Expressivity of Bi-Lipschitz Normalizing Flows: A Score-Based Diffusion Perspective
Pith reviewed 2026-05-08 05:16 UTC · model grok-4.3
The pith
Bi-Lipschitz normalizing flows achieve universal L1 approximation of probability densities via Gaussian pullbacks from variance-preserving maps.
A machine-rendered reading of the paper's core claim, the machinery that carries it, and where it could break.
Core claim
For the probability flow ODE of a variance-preserving diffusion, Lipschitz regularity of the score induces a flow of bi-Lipschitz diffeomorphic transport maps. This ODE bridge allows proving that Gaussian pullbacks induced by bi-Lipschitz variance-preserving transport maps are L1-dense among all probability densities. For Gaussian convolution targets, convergence in Kullback-Leibler divergence is obtained without early stopping.
What carries the argument
The probability flow ODE bridge that links Lipschitz continuity of the score function to the bi-Lipschitz property of the induced transport maps.
If this is right
- Bi-Lipschitz normalizing flows can approximate compactly supported densities and finite Gaussian mixtures arbitrarily closely in L1 distance.
- Convergence in Kullback-Leibler divergence holds without early stopping when targets are Gaussian convolutions of compactly supported measures.

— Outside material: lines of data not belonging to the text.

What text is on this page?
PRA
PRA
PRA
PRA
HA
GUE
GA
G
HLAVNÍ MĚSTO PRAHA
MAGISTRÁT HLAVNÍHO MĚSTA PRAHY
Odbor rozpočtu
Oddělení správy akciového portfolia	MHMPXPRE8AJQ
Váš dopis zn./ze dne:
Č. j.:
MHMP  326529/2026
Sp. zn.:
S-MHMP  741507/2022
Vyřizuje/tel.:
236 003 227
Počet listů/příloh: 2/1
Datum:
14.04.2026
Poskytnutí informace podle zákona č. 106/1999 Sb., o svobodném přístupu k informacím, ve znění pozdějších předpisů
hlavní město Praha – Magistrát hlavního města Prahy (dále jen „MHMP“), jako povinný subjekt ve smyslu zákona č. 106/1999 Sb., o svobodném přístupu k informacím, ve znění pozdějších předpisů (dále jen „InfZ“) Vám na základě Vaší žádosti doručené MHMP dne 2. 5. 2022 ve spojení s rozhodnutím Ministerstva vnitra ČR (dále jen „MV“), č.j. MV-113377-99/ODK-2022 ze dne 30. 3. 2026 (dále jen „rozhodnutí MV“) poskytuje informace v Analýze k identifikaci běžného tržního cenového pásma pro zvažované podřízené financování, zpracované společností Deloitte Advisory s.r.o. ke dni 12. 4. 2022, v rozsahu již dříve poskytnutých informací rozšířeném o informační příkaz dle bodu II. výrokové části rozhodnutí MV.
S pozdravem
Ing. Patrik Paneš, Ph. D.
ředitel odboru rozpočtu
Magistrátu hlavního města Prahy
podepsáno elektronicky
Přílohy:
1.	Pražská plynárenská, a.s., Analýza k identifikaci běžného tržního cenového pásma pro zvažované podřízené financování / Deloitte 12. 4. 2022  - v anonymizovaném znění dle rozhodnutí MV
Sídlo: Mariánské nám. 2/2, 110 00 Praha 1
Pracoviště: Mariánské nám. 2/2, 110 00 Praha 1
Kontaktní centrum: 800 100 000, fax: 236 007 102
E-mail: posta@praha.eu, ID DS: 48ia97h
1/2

- Deterministic convergence guarantees follow for diffusion-based transport maps under the same score regularity conditions.
- Score regularity is verified explicitly for compactly supported densities, their Gaussian convolutions, and finite mixtures.
Where Pith is reading between the lines
- The result suggests that objectives derived from the probability flow ODE could be used to train bi-Lipschitz flows directly.
- Densities with non-Lipschitz scores may require different flow architectures or relaxation of the bi-Lipschitz constraint.
- The same ODE linking technique could be applied to other diffusion schedules beyond variance-preserving ones.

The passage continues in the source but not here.